Patrick Stimpert, Matric GroupI don't know if AI's. I would love AI or something to take and dabble into purchasing. Yeah, because that is by far in this. You know, you see thousands of people here and I guarantee everyone has the same question I have why are we still buying one of one and one of two and two of two, yeah, and why can't I set up something to just go fast, quick, with? All of you know the arrows, the digis, all those guys. I just want to know who's got it cheapest. I want to go, I want to make sure it's the right manufacturer, that I want ID and I want to make sure that you did your due diligence, that it's not a bad part or it's a bad code date or whatever it is. I think if somebody takes AEI and goes with that, I'll help with join in. I will put money in that, just because I know everybody in this room has a room full of buyers that do the same thing and dig ditches half day after day after day, and I think you wanna start there and that's data driven.
Philip StotenThat's a lot of data work, oh yeah.
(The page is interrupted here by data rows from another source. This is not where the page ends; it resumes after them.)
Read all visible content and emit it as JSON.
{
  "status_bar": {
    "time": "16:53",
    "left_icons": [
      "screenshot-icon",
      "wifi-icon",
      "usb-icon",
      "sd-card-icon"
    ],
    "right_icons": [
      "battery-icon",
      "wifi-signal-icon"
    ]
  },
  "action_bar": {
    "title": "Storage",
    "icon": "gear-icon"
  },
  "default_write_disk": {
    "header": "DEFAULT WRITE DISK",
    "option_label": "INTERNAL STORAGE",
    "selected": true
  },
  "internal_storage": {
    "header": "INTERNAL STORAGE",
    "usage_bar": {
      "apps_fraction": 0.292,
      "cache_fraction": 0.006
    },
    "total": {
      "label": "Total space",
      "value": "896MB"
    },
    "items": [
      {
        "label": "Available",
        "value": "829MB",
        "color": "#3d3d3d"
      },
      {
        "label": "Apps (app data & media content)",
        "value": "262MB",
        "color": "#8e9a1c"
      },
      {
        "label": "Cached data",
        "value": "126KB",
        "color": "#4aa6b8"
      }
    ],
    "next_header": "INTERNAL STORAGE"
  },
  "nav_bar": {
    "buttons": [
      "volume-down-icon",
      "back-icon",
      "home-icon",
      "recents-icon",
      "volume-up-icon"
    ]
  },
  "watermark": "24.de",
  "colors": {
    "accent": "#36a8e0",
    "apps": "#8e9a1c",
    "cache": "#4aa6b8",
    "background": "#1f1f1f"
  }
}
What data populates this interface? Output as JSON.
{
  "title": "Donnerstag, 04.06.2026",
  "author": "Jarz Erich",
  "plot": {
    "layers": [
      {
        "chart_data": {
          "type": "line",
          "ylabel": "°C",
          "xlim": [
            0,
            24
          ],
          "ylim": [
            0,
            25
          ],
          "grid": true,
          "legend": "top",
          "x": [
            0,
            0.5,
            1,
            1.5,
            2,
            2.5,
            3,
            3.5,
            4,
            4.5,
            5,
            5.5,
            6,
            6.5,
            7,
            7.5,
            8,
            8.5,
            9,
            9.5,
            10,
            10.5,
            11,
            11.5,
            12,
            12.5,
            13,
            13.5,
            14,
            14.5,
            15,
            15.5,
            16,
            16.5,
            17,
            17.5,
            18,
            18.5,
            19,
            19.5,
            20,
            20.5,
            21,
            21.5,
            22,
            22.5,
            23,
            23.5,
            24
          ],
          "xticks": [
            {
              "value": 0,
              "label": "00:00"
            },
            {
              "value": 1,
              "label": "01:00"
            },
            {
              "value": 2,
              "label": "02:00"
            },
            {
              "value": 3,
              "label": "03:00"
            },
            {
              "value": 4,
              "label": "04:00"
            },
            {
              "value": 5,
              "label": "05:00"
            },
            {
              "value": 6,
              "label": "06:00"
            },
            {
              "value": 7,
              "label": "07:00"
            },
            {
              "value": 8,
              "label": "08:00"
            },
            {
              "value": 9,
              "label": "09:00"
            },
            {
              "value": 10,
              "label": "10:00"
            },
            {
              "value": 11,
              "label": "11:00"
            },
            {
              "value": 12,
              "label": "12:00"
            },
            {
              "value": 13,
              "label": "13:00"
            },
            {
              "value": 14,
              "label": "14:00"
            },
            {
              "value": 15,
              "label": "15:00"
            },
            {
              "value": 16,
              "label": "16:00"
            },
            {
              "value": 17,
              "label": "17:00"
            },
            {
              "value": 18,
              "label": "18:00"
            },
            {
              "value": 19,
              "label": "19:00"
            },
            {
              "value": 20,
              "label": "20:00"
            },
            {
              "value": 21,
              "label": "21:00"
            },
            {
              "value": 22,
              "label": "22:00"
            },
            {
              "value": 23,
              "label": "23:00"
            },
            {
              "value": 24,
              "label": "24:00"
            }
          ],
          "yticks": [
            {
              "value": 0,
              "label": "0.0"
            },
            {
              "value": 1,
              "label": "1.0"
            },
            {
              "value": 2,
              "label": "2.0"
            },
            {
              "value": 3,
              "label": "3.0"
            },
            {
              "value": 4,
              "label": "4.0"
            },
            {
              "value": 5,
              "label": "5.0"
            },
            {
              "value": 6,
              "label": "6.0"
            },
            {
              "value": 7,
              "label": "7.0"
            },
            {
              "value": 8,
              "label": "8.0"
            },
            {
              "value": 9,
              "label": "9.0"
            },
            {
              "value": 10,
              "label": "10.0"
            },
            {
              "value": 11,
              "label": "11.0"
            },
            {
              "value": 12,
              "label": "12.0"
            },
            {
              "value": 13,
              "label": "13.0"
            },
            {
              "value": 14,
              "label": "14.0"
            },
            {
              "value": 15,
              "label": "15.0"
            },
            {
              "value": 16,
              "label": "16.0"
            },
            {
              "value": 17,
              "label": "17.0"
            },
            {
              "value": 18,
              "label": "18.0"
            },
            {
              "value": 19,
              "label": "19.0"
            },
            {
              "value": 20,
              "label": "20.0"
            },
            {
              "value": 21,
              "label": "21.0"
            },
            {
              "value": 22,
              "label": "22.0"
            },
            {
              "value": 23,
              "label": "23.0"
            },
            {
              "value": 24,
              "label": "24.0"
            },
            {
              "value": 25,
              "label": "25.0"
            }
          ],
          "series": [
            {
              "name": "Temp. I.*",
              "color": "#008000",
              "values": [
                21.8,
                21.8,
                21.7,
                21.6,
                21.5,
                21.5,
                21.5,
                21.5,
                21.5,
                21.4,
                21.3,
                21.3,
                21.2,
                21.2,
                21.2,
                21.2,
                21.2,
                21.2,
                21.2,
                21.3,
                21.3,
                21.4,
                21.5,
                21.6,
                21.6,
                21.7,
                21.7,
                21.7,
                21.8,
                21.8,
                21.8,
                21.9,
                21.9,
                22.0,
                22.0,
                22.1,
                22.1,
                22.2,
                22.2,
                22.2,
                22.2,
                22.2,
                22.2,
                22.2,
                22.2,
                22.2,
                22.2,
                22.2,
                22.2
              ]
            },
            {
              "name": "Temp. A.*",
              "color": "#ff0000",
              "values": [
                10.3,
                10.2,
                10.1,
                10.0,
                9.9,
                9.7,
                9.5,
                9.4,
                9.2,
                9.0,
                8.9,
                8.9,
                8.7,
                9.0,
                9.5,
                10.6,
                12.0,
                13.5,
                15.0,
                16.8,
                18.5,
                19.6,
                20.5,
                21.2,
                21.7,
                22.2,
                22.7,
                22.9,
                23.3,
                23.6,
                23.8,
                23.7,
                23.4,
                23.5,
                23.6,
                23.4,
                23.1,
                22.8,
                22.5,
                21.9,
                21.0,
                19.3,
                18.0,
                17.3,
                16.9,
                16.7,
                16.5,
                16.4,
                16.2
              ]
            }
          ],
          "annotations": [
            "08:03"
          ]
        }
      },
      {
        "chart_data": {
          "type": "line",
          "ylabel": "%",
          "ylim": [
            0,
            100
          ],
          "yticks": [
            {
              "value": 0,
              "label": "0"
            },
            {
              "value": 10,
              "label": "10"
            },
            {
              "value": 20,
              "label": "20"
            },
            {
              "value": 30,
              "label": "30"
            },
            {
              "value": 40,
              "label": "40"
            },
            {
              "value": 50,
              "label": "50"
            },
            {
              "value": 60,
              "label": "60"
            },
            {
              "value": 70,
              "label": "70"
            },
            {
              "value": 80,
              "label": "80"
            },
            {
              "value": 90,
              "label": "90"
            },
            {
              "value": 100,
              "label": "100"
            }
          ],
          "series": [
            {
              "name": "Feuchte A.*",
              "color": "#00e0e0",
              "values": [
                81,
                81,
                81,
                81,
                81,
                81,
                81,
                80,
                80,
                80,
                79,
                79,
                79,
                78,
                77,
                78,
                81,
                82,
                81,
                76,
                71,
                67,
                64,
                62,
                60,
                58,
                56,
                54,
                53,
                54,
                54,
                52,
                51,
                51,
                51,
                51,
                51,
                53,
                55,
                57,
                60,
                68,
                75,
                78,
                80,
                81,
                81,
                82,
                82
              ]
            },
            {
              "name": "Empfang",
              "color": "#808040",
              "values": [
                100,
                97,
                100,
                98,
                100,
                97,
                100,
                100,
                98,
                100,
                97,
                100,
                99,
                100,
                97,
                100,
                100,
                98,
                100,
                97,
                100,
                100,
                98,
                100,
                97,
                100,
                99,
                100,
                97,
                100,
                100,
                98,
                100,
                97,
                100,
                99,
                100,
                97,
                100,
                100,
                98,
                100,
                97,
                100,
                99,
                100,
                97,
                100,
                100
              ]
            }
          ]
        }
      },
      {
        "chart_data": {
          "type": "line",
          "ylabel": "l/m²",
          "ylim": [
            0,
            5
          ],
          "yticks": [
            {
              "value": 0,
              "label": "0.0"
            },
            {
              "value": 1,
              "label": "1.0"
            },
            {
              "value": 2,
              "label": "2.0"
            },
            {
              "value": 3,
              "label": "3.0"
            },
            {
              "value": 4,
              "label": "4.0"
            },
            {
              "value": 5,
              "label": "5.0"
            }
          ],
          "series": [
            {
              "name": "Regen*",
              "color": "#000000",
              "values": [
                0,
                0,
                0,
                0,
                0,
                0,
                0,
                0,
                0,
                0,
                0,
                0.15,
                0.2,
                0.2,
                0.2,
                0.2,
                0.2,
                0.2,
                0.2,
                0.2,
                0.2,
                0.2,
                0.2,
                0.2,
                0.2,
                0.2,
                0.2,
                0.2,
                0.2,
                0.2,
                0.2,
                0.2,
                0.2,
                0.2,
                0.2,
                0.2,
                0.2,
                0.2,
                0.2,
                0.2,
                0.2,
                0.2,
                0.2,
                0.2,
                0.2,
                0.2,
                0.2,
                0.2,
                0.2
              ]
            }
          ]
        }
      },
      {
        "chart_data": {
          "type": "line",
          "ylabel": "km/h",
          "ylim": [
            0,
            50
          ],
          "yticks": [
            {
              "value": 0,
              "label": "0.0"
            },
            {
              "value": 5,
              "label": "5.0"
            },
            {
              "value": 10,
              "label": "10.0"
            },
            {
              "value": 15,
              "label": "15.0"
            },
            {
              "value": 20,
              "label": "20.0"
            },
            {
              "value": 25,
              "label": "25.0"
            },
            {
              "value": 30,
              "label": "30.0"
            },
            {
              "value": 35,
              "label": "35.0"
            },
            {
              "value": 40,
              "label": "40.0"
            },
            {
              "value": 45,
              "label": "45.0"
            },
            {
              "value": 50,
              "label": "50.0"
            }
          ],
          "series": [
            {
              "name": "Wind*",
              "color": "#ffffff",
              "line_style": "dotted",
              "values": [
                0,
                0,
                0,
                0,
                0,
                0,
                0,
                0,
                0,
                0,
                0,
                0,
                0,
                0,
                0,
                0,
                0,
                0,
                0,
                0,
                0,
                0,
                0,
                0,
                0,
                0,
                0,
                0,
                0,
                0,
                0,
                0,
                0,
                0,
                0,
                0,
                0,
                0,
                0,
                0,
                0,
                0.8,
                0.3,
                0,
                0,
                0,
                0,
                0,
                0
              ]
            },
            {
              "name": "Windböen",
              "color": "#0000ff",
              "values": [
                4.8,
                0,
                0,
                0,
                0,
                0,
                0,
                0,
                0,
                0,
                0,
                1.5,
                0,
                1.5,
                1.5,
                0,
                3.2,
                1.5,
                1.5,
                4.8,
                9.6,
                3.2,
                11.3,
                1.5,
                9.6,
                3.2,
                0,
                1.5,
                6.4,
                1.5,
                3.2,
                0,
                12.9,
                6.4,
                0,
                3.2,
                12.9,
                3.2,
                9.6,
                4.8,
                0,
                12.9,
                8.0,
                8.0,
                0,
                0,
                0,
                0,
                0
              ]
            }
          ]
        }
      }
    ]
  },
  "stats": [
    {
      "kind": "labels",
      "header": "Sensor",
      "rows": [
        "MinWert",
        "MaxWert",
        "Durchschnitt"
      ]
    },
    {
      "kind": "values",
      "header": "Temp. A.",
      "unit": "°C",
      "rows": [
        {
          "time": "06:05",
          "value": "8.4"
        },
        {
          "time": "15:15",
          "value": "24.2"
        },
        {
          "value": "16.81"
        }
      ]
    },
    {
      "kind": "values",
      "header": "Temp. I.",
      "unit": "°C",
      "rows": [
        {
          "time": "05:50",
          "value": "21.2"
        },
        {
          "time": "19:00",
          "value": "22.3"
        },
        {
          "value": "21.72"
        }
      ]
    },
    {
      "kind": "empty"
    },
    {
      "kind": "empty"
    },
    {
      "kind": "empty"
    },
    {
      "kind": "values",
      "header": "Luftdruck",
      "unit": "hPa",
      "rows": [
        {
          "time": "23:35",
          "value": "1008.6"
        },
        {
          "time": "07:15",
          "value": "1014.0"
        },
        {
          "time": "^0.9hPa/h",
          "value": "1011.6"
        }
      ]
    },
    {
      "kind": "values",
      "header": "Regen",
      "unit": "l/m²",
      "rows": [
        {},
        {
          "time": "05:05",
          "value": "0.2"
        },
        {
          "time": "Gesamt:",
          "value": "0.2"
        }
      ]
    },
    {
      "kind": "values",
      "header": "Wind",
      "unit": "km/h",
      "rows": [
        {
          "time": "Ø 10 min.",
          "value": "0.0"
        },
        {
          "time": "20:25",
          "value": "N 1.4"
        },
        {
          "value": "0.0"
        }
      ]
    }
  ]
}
Patrick Stimpert, Matric GroupI mean right now. That was our number one focus the last couple years is we now have a waterfall report that we go out every day and go look for words in stock, what's not in stock, if it's the right manufacturer, if it's the right code date, right To make sure somebody hasn't put some counterfeit stuff in there, and we're pretty proud that we got to that point. But that was a lot of work with basically very limited help from those vendors that you know sell a lot, a lot of stuff. And then if you throw the brokers in there, who all got yachts after the last couple of years would love to get some time on some of those right.
Philip StotenWell, they've got yachts, and a lot of them have got motor yachts, but they can't afford the fuel this year, that's true, so it's a tough time.
Philip StotenYeah, I think it's a fascinating area and I think it's an area where we will see development and it would be a real sweet spot for AI and then maybe further down the line, we can look at all the great stuff you're doing and think about how we can commercialize that in an AI environment. Patrick, it's always a joy to chat. You are my go-to guy for new ideas in operational excellence. Thanks for talking to me.